Amboseli National Park, one of Kenya’s well-liked parks, offers vistas of Kilimanjaro, the tallest mountain in Africa. On the border between Kenya and Tanzania, in the general vicinity of Tanzania’s Mount Kilimanjaro, is the enchanted kingdom of elephants. Amboseli is primarily made up of acacia woodland, rocky thorny bush, muddy marshes, and lakes. It is well-known for its frequent sightings of enormous elephant herds. The 392 square kilometre park is a portion of the much larger 3,000 square kilometre Amboseli ecosystem.

The Maasai term for Amboseli, which translates to “salty dust,” is reflected in the contrast between the dry areas of the dried lake bed and the oasis of the marshes. The best place in the world to get up close and personal with free-roaming elephants is Amboseli National Park. Amboseli is home to the largest and most extensively researched population of elephants in the world, with a record of over 1600 elephants living inside its environment.
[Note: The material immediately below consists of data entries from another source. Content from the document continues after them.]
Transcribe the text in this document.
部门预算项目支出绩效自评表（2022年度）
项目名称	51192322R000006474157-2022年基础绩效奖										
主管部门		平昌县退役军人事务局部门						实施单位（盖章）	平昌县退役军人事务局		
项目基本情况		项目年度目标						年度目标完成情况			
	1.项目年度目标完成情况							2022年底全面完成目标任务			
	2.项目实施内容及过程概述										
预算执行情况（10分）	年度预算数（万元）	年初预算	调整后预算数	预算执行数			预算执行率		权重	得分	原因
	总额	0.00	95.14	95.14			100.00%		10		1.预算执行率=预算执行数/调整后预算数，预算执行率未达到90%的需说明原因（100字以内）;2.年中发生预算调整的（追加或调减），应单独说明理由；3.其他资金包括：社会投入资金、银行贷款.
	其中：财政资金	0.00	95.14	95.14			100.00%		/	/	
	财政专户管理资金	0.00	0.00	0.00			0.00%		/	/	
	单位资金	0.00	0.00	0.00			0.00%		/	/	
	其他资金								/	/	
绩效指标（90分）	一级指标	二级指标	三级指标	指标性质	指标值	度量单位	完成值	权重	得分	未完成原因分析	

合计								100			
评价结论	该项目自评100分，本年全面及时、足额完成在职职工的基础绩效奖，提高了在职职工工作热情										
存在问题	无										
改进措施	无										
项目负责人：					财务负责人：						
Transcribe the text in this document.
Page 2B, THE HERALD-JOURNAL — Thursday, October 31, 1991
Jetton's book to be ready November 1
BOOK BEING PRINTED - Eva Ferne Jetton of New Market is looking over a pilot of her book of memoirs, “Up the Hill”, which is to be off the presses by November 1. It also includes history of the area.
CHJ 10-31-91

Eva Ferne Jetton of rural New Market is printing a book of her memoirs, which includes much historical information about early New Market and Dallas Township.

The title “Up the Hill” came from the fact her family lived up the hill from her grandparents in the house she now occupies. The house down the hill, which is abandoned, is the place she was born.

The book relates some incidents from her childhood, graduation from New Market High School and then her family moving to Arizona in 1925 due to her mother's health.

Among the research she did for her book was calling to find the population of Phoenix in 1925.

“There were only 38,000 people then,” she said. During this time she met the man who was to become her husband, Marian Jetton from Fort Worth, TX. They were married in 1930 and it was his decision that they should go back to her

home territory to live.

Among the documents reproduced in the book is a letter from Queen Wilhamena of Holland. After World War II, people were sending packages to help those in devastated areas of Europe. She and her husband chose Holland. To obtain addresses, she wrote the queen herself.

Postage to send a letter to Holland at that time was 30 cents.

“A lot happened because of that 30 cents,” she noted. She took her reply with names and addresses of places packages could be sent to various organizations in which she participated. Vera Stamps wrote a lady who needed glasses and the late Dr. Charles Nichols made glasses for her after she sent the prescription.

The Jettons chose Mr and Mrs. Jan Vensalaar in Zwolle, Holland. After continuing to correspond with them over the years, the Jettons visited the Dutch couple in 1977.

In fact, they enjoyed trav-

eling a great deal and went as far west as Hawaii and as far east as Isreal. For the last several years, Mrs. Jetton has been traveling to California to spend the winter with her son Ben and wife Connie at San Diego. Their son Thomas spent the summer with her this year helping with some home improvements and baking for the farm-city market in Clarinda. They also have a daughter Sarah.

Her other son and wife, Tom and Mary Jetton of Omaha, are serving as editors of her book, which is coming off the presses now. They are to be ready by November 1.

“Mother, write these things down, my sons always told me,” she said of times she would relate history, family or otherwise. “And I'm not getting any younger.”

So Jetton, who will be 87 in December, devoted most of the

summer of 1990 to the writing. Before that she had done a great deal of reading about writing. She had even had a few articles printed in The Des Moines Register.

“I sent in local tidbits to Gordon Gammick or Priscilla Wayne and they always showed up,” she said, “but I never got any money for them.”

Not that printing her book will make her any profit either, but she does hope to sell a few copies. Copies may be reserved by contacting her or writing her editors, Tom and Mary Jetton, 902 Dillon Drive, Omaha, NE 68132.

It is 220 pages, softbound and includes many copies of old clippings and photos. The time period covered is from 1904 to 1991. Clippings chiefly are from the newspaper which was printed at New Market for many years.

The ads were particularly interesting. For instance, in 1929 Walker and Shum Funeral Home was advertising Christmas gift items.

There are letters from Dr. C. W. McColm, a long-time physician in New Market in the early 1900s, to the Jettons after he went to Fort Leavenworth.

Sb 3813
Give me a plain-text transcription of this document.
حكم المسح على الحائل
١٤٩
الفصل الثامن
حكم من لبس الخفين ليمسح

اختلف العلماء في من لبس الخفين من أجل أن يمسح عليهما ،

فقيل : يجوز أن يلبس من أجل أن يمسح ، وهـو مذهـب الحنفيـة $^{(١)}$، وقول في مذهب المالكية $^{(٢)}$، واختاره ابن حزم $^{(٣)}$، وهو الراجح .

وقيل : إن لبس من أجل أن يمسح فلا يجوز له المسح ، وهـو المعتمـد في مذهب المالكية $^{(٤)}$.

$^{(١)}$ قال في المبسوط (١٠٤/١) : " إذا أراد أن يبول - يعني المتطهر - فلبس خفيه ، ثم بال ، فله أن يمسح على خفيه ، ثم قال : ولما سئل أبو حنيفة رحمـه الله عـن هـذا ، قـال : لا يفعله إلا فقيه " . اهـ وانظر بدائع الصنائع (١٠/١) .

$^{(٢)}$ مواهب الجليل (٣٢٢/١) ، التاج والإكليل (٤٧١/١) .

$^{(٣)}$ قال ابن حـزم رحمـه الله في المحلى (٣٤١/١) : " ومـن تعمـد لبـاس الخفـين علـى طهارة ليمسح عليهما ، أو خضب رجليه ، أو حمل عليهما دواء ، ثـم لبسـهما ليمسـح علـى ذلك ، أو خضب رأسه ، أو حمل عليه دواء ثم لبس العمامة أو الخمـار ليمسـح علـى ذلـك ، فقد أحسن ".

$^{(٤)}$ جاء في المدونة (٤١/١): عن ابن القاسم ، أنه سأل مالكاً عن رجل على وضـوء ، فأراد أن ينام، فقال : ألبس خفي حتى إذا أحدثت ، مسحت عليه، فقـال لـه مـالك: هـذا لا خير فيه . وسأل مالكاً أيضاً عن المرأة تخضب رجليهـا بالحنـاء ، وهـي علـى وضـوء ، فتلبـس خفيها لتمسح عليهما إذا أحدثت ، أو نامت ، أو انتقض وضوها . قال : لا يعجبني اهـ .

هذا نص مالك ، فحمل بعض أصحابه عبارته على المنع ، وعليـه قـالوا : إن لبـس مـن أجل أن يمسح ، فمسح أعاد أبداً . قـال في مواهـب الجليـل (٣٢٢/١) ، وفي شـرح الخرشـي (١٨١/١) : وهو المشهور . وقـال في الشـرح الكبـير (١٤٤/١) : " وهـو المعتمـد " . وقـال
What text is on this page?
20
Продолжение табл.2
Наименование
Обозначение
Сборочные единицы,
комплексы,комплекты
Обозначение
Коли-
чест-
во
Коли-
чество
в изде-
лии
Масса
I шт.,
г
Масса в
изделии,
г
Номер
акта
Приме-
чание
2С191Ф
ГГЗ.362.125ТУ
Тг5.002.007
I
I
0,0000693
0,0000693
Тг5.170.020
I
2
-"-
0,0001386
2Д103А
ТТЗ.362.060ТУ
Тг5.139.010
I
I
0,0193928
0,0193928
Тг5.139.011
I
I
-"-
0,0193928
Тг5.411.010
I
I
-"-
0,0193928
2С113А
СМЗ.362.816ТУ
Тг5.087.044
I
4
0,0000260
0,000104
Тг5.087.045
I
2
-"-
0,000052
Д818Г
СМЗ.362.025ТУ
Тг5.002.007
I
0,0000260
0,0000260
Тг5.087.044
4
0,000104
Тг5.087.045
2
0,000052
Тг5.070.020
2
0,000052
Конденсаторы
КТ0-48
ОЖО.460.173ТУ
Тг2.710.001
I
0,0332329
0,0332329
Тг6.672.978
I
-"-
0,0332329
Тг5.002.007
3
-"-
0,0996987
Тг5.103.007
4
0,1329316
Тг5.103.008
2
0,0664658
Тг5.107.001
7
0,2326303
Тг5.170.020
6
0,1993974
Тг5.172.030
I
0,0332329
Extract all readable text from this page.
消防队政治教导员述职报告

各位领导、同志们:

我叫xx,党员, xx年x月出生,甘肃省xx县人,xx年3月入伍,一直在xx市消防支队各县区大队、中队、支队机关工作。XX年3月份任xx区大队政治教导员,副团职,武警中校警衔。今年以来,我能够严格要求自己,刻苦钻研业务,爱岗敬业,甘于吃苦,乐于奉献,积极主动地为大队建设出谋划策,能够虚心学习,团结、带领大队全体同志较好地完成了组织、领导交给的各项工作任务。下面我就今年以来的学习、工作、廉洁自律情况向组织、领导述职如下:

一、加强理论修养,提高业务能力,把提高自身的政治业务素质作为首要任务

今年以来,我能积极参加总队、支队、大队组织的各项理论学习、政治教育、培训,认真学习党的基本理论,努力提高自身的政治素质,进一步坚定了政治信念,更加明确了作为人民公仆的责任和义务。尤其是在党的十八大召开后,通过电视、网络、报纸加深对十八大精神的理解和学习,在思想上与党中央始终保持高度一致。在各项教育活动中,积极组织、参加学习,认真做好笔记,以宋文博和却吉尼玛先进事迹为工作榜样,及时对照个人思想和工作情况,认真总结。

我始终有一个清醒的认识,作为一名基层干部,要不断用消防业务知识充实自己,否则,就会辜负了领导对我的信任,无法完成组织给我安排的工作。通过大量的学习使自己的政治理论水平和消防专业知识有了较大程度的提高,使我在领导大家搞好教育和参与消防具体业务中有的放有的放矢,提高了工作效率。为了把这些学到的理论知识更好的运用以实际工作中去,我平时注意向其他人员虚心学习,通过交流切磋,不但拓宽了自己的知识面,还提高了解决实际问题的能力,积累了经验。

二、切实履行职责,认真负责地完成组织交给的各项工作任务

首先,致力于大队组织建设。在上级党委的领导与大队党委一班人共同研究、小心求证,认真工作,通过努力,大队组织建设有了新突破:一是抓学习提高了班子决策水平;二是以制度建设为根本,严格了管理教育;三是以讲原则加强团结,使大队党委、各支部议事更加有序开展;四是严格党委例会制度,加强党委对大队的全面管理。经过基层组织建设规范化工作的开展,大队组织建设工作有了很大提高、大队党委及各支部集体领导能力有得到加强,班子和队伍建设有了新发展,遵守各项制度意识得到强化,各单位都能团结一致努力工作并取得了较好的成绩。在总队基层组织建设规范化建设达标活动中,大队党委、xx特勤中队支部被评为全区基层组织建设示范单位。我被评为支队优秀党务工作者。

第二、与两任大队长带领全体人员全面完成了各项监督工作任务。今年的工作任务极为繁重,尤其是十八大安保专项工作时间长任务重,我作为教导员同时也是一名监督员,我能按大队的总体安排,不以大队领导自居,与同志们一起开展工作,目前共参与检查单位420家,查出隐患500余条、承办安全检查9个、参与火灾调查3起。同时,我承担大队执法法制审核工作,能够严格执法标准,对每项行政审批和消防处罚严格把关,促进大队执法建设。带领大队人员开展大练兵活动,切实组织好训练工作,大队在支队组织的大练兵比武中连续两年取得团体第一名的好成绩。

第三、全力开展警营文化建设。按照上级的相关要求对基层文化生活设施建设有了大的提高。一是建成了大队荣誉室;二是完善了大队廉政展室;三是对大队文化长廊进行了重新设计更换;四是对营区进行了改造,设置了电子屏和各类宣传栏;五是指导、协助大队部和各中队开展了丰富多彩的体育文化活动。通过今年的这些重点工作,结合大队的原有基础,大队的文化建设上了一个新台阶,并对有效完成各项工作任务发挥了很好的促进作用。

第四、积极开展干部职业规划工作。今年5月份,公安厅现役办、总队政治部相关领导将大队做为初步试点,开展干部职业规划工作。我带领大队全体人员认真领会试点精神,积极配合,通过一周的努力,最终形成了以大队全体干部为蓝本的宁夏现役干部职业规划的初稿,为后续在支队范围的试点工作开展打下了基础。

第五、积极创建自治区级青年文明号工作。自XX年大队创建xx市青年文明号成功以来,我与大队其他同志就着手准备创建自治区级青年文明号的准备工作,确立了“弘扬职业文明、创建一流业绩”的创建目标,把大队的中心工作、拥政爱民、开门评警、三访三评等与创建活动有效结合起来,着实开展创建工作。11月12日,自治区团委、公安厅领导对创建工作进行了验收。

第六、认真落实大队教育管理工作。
As a result, the Park has become one of Kenya’s most popular locations to watch games.

In addition to these animals, the Amboseli National Park is home to Cape buffaloes, impalas, lions, cheetahs, spotted hyenas, Masai giraffes, Grant’s zebras, and wildebeest. Large and small bird species of various sizes can be found here. And before it was gazetted into a park, Amboseli was first designated as the Maasai Southern Reserve. One of the most fascinating African tribes to get to know is the Maasai, who can be encountered during a wildlife safari to this Kenyan location. Amboseli is Kenya’s second most popular tourist attraction despite its tiny size, only the renowned Masai Mara national reserve is more well-known.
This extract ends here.